THIS WEEK

This week, I spoke with three high performers.

Different roles. Different contexts.
Very similar patterns.

One leads a team of 60.
Another has just stepped into what they once called their “dream role.”
The third has a calendar full of wellness routines - and still feels depleted.

All three are still delivering.
And all three are running on empty.

THE REALITY CHECK

What they’re experiencing isn’t ordinary tiredness.

It’s the kind of exhaustion that shows up when effort keeps increasing, but meaning and control quietly erode.

Motivation fades.
Work becomes transactional.
Days turn into survival mode.

This isn’t about resilience or passion.
And it’s not a personal failure.

It’s a system problem.

The usual response (and why it falls short)
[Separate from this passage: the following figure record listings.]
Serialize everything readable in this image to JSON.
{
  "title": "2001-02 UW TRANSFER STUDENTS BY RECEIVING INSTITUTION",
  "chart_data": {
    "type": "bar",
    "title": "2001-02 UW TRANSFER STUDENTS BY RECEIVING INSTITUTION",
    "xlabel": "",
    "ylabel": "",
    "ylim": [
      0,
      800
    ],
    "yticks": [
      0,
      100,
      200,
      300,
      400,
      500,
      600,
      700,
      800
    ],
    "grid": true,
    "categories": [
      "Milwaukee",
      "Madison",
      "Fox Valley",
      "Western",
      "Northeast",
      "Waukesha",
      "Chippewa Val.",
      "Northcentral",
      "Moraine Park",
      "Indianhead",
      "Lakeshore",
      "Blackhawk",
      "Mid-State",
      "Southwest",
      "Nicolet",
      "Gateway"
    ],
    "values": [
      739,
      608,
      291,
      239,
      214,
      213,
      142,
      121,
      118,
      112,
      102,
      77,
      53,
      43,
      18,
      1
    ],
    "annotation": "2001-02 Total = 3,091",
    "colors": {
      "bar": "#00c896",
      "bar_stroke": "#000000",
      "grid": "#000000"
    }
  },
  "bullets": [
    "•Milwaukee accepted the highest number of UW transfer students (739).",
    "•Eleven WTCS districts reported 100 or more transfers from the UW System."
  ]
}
Most people respond by reaching for fixes that sound responsible:

  • A short break

  • A new productivity tool

  • Another wellness or recovery routine

These things aren’t wrong.
They’re just insufficient.

You return from time off to the same structure.
Stress subsides briefly and then returns.
Even self-care becomes another obligation to manage.

You can’t recover from an unsustainable system inside the same system.

What actually changes things

Burnout isn’t resolved by doing more to cope.
It’s prevented by changing the conditions that drain you.

That starts with clarity.

1. Audit the load, not just the schedule
For one week, capture your recurring meetings and obligations.
Then note - honestly - how each one affects you: energizing, neutral, or draining.

Patterns appear quickly.

If almost nothing gives energy or purpose, that’s not a mindset issue.
That’s a signal.

2. Make the invisible visible
Unsustainable work rarely improves on its own.

Clear conversations about priorities, tradeoffs, and capacity matter more than heroic endurance.

Strong leaders will appreciate a signal before performance erodes.

3. Re-anchor in meaning
Even small windows of purposeful work can counter depletion.

Fifteen intentional minutes - on something that matters - often does more than another efficiency fix.

4. Create real disengagement
Occasional, complete disconnection matters more than constant low-level recovery.

It’s about spending time on things that take your full attention - the kind where there’s simply no room to replay meetings or second-guess decisions.

For many executives, that happens through pursuits that require full presence: physical challenges, hands-on work, creative disciplines, or time spent in environments where attention naturally narrows.

The part most people avoid

You can’t self-care your way out of a broken system.

Change begins with boundaries - especially the ones that quietly became “normal.”

Start with one clear no.
Then another.

Your energy isn’t optional.
It’s the operating system everything else depends on.